Effectivement. En fin de saison dernière, j’avais passé un test à l’Arminia Bielefeld. Avant de m’engager, le club allemand voulait avoir la certitude de monter en Bundesliga. Cela s’est réalisé, mais les difficultés financières du groupe Kirch ont ruiné mes espoirs. Lorsque j’ai discuté avec Lorenzo Staelens, il m’a prévenu: – Net’attendspas àuncontratfaramineux! Je lui ai répondu que cela n’avait aucune importance, que l’essentiel à mes yeux était de rejouer et de pouvoir m’entraîner avec un groupe. Didier Ernst, que j’ai côtoyé à La Louvière, m’a confié qu’il avait ressenti les mêmes impressions que moi: il n’y a rien de pire que de devoir s’entraîner seul, à courir et à encore courir, sans pouvoir toucher le ballon et participer à des mouvements collectifs. « Je suis en bonne condition »

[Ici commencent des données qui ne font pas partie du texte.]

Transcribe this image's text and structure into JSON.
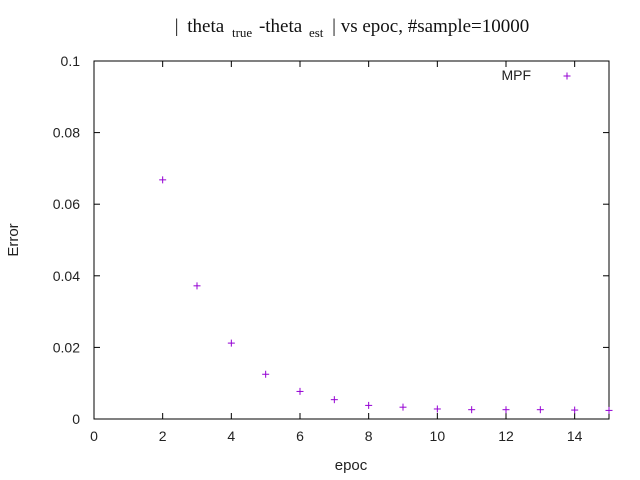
{
  "chart_data": {
    "type": "scatter",
    "title": {
      "bar_left": "|",
      "part1": "theta",
      "sub1": "true",
      "part2": "-theta",
      "sub2": "est",
      "part3": "| vs epoc, #sample=10000"
    },
    "xlabel": "epoc",
    "ylabel": "Error",
    "xlim": [
      0,
      15
    ],
    "ylim": [
      0,
      0.1
    ],
    "xticks": [
      "0",
      "2",
      "4",
      "6",
      "8",
      "10",
      "12",
      "14"
    ],
    "xtick_values": [
      0,
      2,
      4,
      6,
      8,
      10,
      12,
      14
    ],
    "yticks": [
      "0",
      "0.02",
      "0.04",
      "0.06",
      "0.08",
      "0.1"
    ],
    "ytick_values": [
      0,
      0.02,
      0.04,
      0.06,
      0.08,
      0.1
    ],
    "grid": false,
    "legend_position": "top-right",
    "series": [
      {
        "name": "MPF",
        "color": "#9400d3",
        "marker": "plus",
        "x": [
          2,
          3,
          4,
          5,
          6,
          7,
          8,
          9,
          10,
          11,
          12,
          13,
          14,
          15
        ],
        "y": [
          0.0668,
          0.0372,
          0.0212,
          0.0125,
          0.0077,
          0.0054,
          0.0038,
          0.0033,
          0.0028,
          0.0026,
          0.0026,
          0.0026,
          0.0025,
          0.0024
        ]
      }
    ]
  }
}
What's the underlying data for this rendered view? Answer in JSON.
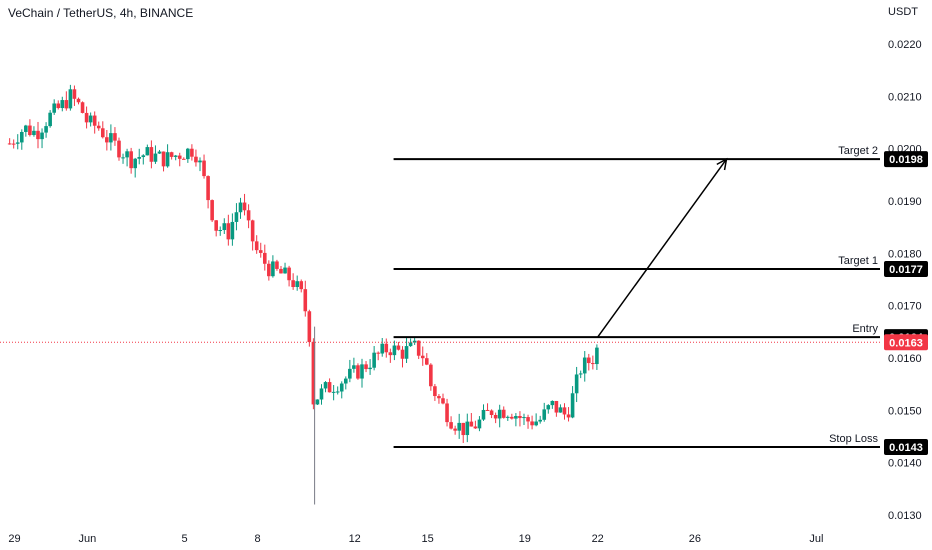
{
  "chart_data": {
    "type": "candlestick",
    "title": "VeChain / TetherUS, 4h, BINANCE",
    "unit": "USDT",
    "ylim": [
      0.0128,
      0.0226
    ],
    "y_ticks": [
      "0.0130",
      "0.0140",
      "0.0150",
      "0.0160",
      "0.0170",
      "0.0180",
      "0.0190",
      "0.0200",
      "0.0210",
      "0.0220"
    ],
    "x_ticks": [
      {
        "label": "29",
        "day": 0
      },
      {
        "label": "Jun",
        "day": 3
      },
      {
        "label": "5",
        "day": 7
      },
      {
        "label": "8",
        "day": 10
      },
      {
        "label": "12",
        "day": 14
      },
      {
        "label": "15",
        "day": 17
      },
      {
        "label": "19",
        "day": 21
      },
      {
        "label": "22",
        "day": 24
      },
      {
        "label": "26",
        "day": 28
      },
      {
        "label": "Jul",
        "day": 33
      }
    ],
    "levels": [
      {
        "name": "Target 2",
        "value": "0.0198",
        "start_day": 15.6
      },
      {
        "name": "Target 1",
        "value": "0.0177",
        "start_day": 15.6
      },
      {
        "name": "Entry",
        "value": "0.0164",
        "start_day": 15.6
      },
      {
        "name": "Stop Loss",
        "value": "0.0143",
        "start_day": 15.6
      }
    ],
    "last_price": "0.0163",
    "projection": {
      "from_day": 24.0,
      "from_value": 0.0164,
      "to_day": 29.3,
      "to_value": 0.0198
    },
    "close_anchors": [
      [
        -0.2,
        0.0201
      ],
      [
        0.4,
        0.0204
      ],
      [
        0.9,
        0.0203
      ],
      [
        1.4,
        0.0206
      ],
      [
        1.9,
        0.0208
      ],
      [
        2.3,
        0.021
      ],
      [
        2.7,
        0.0208
      ],
      [
        3.0,
        0.0205
      ],
      [
        3.5,
        0.0204
      ],
      [
        3.8,
        0.0202
      ],
      [
        4.3,
        0.02
      ],
      [
        4.8,
        0.0198
      ],
      [
        5.4,
        0.0199
      ],
      [
        6.2,
        0.0198
      ],
      [
        6.8,
        0.0199
      ],
      [
        7.4,
        0.02
      ],
      [
        7.7,
        0.0196
      ],
      [
        8.0,
        0.019
      ],
      [
        8.3,
        0.0185
      ],
      [
        8.8,
        0.0184
      ],
      [
        9.3,
        0.019
      ],
      [
        9.6,
        0.0185
      ],
      [
        10.0,
        0.018
      ],
      [
        10.5,
        0.0177
      ],
      [
        11.0,
        0.0176
      ],
      [
        11.4,
        0.0175
      ],
      [
        11.8,
        0.0172
      ],
      [
        12.1,
        0.0167
      ],
      [
        12.3,
        0.0152
      ],
      [
        12.8,
        0.0154
      ],
      [
        13.6,
        0.0156
      ],
      [
        14.3,
        0.0158
      ],
      [
        14.8,
        0.016
      ],
      [
        15.4,
        0.0162
      ],
      [
        15.9,
        0.0161
      ],
      [
        16.5,
        0.0162
      ],
      [
        16.9,
        0.016
      ],
      [
        17.1,
        0.0155
      ],
      [
        17.6,
        0.0151
      ],
      [
        18.0,
        0.0148
      ],
      [
        18.6,
        0.0146
      ],
      [
        19.2,
        0.0148
      ],
      [
        19.6,
        0.015
      ],
      [
        20.4,
        0.015
      ],
      [
        21.0,
        0.0148
      ],
      [
        21.6,
        0.0148
      ],
      [
        22.1,
        0.0151
      ],
      [
        22.7,
        0.0149
      ],
      [
        23.0,
        0.0153
      ],
      [
        23.3,
        0.0158
      ],
      [
        23.8,
        0.016
      ],
      [
        24.1,
        0.0163
      ]
    ],
    "wicks": [
      {
        "day": 12.35,
        "low": 0.0132,
        "high": 0.0166
      }
    ],
    "grid": false
  }
}
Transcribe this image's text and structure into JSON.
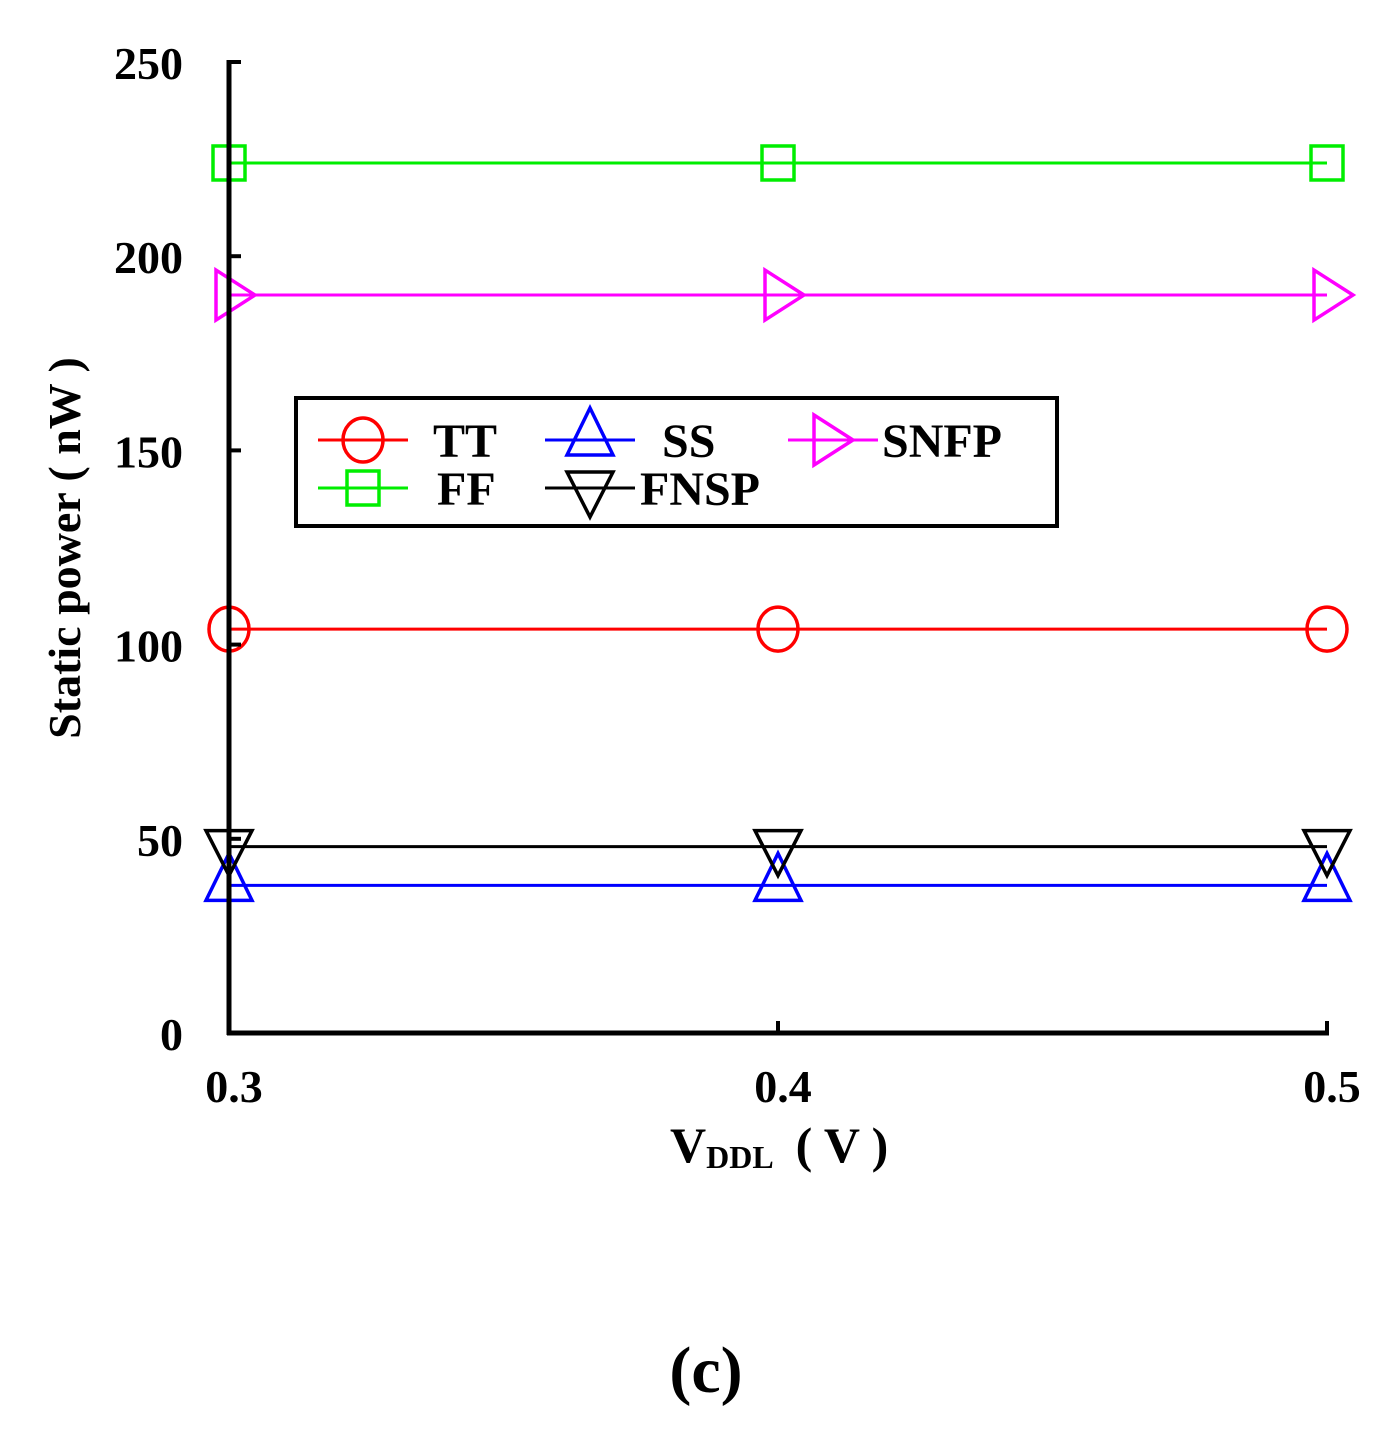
{
  "chart_data": {
    "type": "line",
    "title": "",
    "xlabel": {
      "main": "V",
      "subscript": "DDL",
      "unit": "( V )"
    },
    "ylabel": "Static power ( nW )",
    "x": [
      0.3,
      0.4,
      0.5
    ],
    "x_tick_labels": [
      "0.3",
      "0.4",
      "0.5"
    ],
    "xlim": [
      0.3,
      0.5
    ],
    "ylim": [
      0,
      250
    ],
    "y_ticks": [
      0,
      50,
      100,
      150,
      200,
      250
    ],
    "y_tick_labels": [
      "0",
      "50",
      "100",
      "150",
      "200",
      "250"
    ],
    "grid": false,
    "legend_placement": "center-left",
    "series": [
      {
        "name": "TT",
        "values": [
          104,
          104,
          104
        ],
        "color": "#ff0000",
        "marker": "circle"
      },
      {
        "name": "SS",
        "values": [
          38,
          38,
          38
        ],
        "color": "#0000ff",
        "marker": "triangle-up"
      },
      {
        "name": "SNFP",
        "values": [
          190,
          190,
          190
        ],
        "color": "#ff00ff",
        "marker": "triangle-right"
      },
      {
        "name": "FF",
        "values": [
          224,
          224,
          224
        ],
        "color": "#00ee00",
        "marker": "square"
      },
      {
        "name": "FNSP",
        "values": [
          48,
          48,
          48
        ],
        "color": "#000000",
        "marker": "triangle-down"
      }
    ]
  },
  "caption": "(c)"
}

On connaît vos qualités, pour vous avoir vu à l’oeuvre autrefois, mais vous n’avez plus joué depuis un bon bout de temps.

J’ai, malgré tout, joué le plus souvent possible avec l’équipe de CFA, à Troyes. Ce n’était pas le niveau le plus élevé, mais c’est mieux que de rester dans la tribune en spectateur. En outre, j’ai toujours entretenu ma condition individuellement. Lorsque je me suis soumis aux tests physiques à Mouscron, ils n’étaient pas trop mauvais. Ce qu’il me manque, c’est le rythme de match et les automatismes avec mes partenaires.

L’Excelsior vous a d’abord demandé de trouver vos marques avec l’équipe Réserve.

J’ai joué mon premier match à Charleroi, sur un terrain exécrable. Si l’on ne m’avait pas expliqué que c’était un terrain de football, j’aurais pensé que c’était un pré où broutaient les vaches. En arrivant, nous nous sommes regardés, Gordan Vidovic et moi: – Cen’esttoutdemêmepasiciquenousdevronsjouer? Mais si! Les dirigeants carolos se sont excusés, ils ont expliqué qu’ils aimeraient faire jouer leur équipe Réserve sur le terrain principal du Mambourg, mais que c’était impossible. Avant de bien jouer, l’essentiel était d’éviter de se blesser. J’ai encore joué avec la Réserve au Canonnier contre Anderlecht. Toujours à l’arrière gauche, pour me préparer à remplacer Filston contre Mons, apparemment. La blessure de Tidiany Coulibaly a précipité mon entrée au jeu au stade Constant Vanden Stock. Je peux aussi évoluer dans l’axe, si c’est nécessaire.

Il y a cinq ans, vous étiez un défenseur réputé, Diable Rouge même. Que s’est-il passé depuis lors?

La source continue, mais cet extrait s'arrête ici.